Brazil has reported more than 1,000 deaths in a single day from coronavirus for the first time amid warnings the outbreak is weeks away from its peak.
The country has 271,628 confirmed cases but the true number is likely to be higher because of insufficient testing.
Far-right President Jair Bolsonaro has repeatedly played down the risks of Covid-19.
On Tuesday he again defended use of the unproven drug chloroquine as a remedy, despite alerts it may be unsafe.
Mr Bolsonaro’s repeated defiance of public health expert advice on Covid-19 has led to the resignation of two trained doctors as health minister in the past month.
There is concern about the rapid spread of the virus in poor areas and indigenous communities which are more vulnerable to disease.
What is the situation in Brazil?
The number of confirmed cases is fewer only than in the US and Russia and is expected to rise even further as the outbreak is still weeks away from its peak, health experts say. On Tuesday, the country’s health ministry confirmed 1,179 new deaths, taking the total to 17,971.
In São Paulo, Brazil’s largest city with about 12 million residents and one of the hardest-hit places, a five-day holiday started on Wednesday in an effort to curb the spread of the virus.
Earlier this week Mayor Bruno Covas warned the health system could collapse in two weeks, and accused those who flouted lockdown rules of playing “Russian roulette” with people’s lives.
In an interview broadcast on Facebook, Mr Bolsonaro said Interim Health Minister Eduardo Pazuello – an active-duty army general – would issue new guidelines on Wednesday expanding the recommended use of the anti-malarial drug chloroquine in the treatment to Covid-19.
So far, there is insufficient evidence from medical trials that chloroquine – and a related drug hydroxychloroquine – is effective to either prevent or treat the virus. There are also risks of serious side effects, including renal and liver damage.
“What’s democracy? If you don’t want it, you don’t do it. You’re not forced to take chloroquine,” President Bolsonaro said. “Those who are on the right take chloroquine. Those on the left take Tubaína,” he joked, referring to a popular soft drink. The president did not comment on the deaths.
Divisions over the use of chloroquine were reportedly the main reason behind the resignation of Nelson Teich as health minister last week. Mr Teich’s predecessor, Luiz Henrique Mandetta, was sacked by President Bolsonaro after they disagreed over social-distancing measures.
Meanwhile, US President Donald Trump, who Mr Bolsonaro has previously described as his “idol”, told reporters he was considering a travel ban from Brazil.
“I don’t want people coming over here and infecting our people. I don’t want people over there sick either. We’re helping Brazil with ventilators… Brazil is having some trouble, no question about it,” Mr Trump said on Tuesday, a day after announcing he was taking hydroxychloroquine preventively.
How is President Bolsonaro handling the crisis?
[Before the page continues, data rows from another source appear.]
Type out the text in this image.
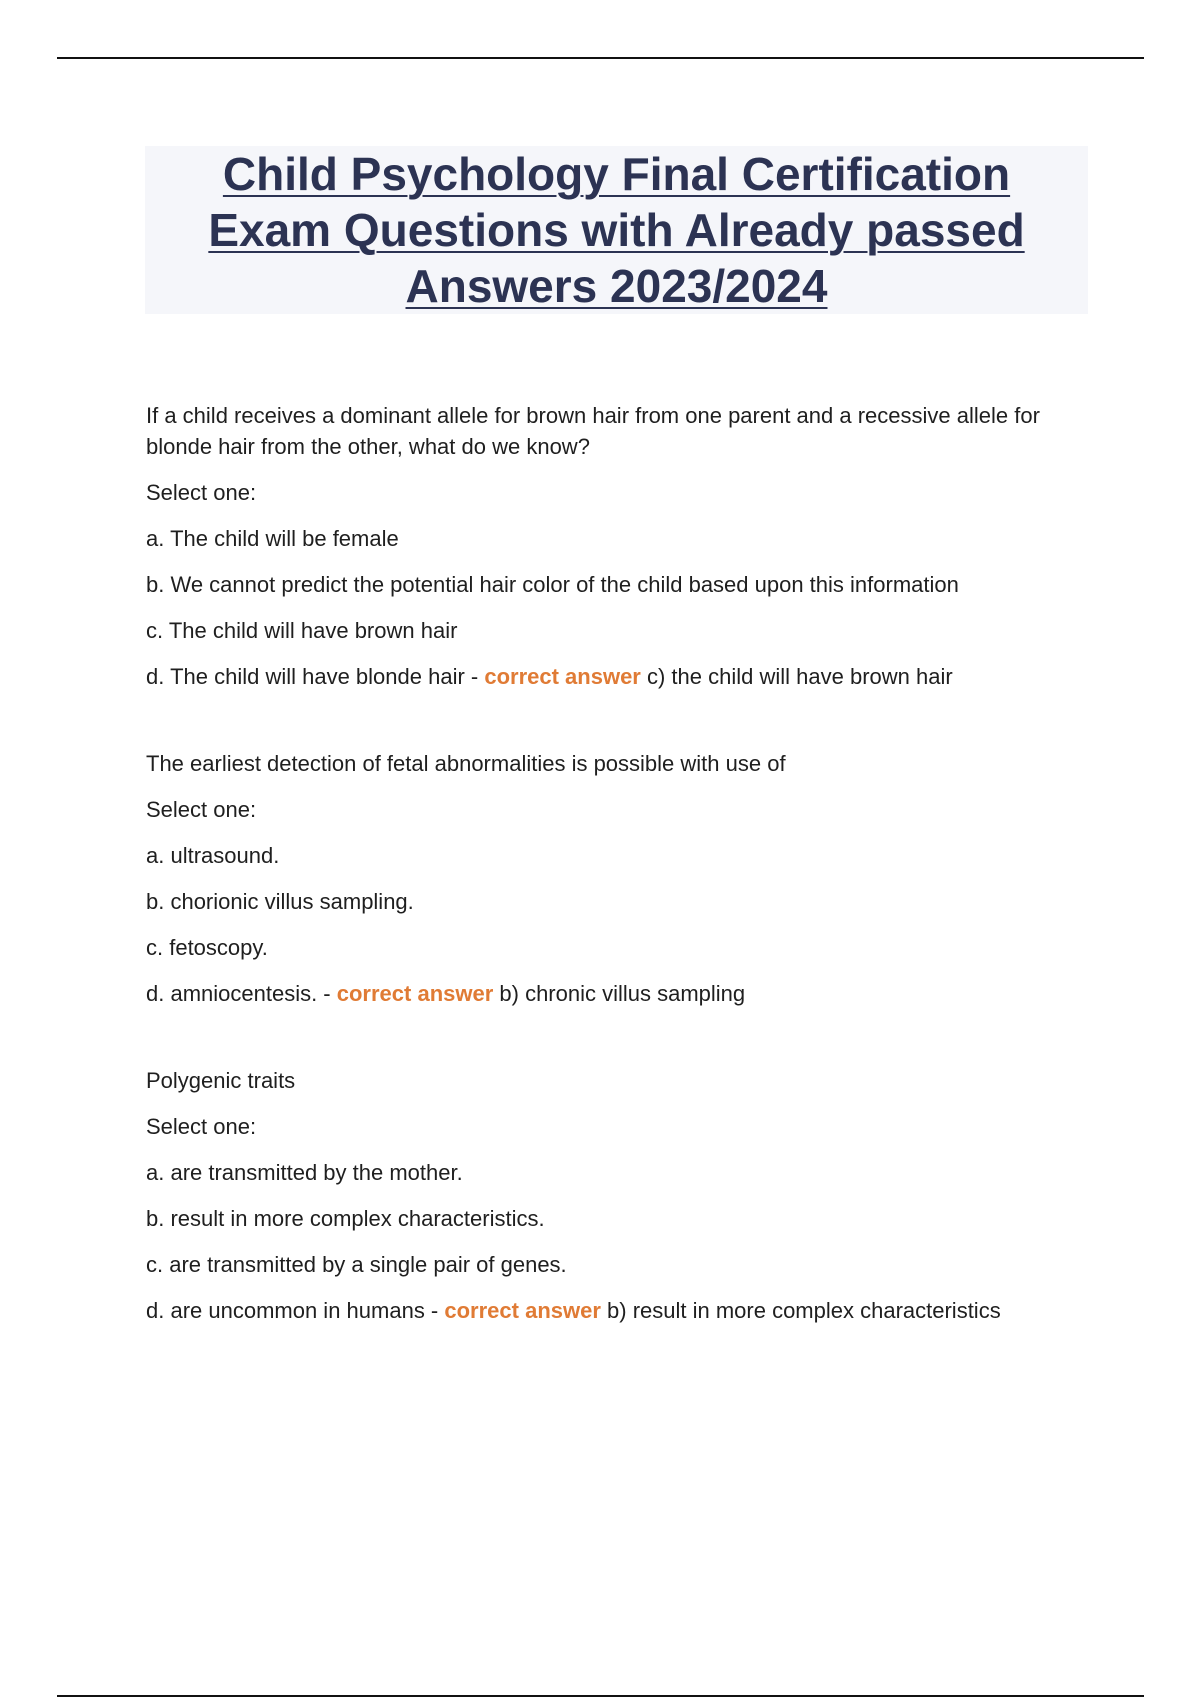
Child Psychology Final Certification Exam Questions with Already passed Answers 2023/2024

If a child receives a dominant allele for brown hair from one parent and a recessive allele for blonde hair from the other, what do we know?

Select one:

a. The child will be female

b. We cannot predict the potential hair color of the child based upon this information

c. The child will have brown hair

d. The child will have blonde hair - correct answer c) the child will have brown hair

The earliest detection of fetal abnormalities is possible with use of

Select one:

a. ultrasound.

b. chorionic villus sampling.

c. fetoscopy.

d. amniocentesis. - correct answer b) chronic villus sampling

Polygenic traits

Select one:

a. are transmitted by the mother.

b. result in more complex characteristics.

c. are transmitted by a single pair of genes.

d. are uncommon in humans - correct answer b) result in more complex characteristics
He continues to call for lockdown measures imposed by local authorities to be lifted, arguing that they will wreck the economy. The president also accuses state governors and mayors of using the issue for political gain as many who have taken stricter measures oppose his government.
Despite the rapidly rising infection rate, the president says most people, including himself, have nothing to fear from the virus. He has dismissed the risks and compared Covid-19 to “a little flu”.
But Mr Bolsonaro’s focus on minimising economic disruption has been welcomed by many. Supporters have organised anti-lockdown rallies, some of which the president attended, ignoring recommendations of his own health ministry for social distancing.
Shortly after the record death toll was announced on Tuesday, a new row emerged over a message the Brazilian government press office posted on Twitter. Entitled “Life score”, it highlighted the number of people being treated or who had recovered from the virus without mentioning those who had died.
Mr Bolsonaro and some of his ministers have criticised the media for what they describe as negative coverage with a focus on the number of victims. At least two journalists have been attacked in recent pro-government protests in the capital, Brasília.